Though they share obvious dispositions (they both subscribe to broadband but not pay TV) these two segments exhibit radically different profiles.

Cord-cutters, TDG said, are typically a bit older, enjoy higher annual incomes and are more likely to have children under 18 living in the home. Conversely, almost a third of cord-nevers are between the ages of 18 and 24, more than half have annual incomes under $30,000 and only one-fifth have children under 18 living in the home.

While TDG expects the number of former pay TV subscribers in both segments to increase over the next five years, it is cord-cutters that comprise the most immediate challenge for pay TV operators. The idea, notes Greeson, is that today’s young consumer is more technologically sophisticated than their predecessors, especially when it comes to entertainment.

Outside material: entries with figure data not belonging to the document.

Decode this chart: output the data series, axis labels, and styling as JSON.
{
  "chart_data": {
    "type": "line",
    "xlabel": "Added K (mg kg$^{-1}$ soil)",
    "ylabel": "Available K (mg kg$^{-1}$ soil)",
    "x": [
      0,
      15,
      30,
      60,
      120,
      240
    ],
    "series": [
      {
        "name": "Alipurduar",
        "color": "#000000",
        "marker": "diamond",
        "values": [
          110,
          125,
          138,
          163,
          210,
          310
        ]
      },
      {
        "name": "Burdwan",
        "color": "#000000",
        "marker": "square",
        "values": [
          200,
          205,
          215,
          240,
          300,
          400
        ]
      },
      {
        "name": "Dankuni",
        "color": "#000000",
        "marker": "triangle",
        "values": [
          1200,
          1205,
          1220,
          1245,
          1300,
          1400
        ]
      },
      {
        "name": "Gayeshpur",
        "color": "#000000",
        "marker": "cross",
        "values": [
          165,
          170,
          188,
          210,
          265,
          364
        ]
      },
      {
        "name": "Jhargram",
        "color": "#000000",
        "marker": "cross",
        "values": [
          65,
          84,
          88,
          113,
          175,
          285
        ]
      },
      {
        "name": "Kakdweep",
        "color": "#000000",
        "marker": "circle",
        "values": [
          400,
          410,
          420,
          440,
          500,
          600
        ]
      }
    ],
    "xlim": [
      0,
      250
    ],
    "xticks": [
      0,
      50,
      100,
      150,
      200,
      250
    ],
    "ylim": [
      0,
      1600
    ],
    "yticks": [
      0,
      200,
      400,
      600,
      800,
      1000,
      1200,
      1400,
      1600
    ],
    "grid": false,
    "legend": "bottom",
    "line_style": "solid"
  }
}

In a world of net-connectable screens and online services like Netflix and Hulu, these pay TV prospects are fully aware of the existence and costs of such services. They understand the benefits and limitations of the online alternatives.

“Imagine you were a 20-year-old struggling to find a job (much less ‘the’ job), moving out on your own and for the first time faced with paying your own bills. Spending $80-$100 per month for a pay TV service, though enjoyable, is more of a luxury than a necessity.

“And by combining free over-the-air broadcasts with a couple of $8 per month OTT subscriptions and free online video, they can easily create an imperfect but sufficient substitution solution. And many will.”

The report features demographic and behavioral profiles of both segments, and offers a glimpse into the homes and minds of consumers that, for very specific reasons, have said “no” to traditional pay TV services. The report also forecasts for pay TV and home broadband subscriptions, as well as the growth of pay TV refugees through 2017.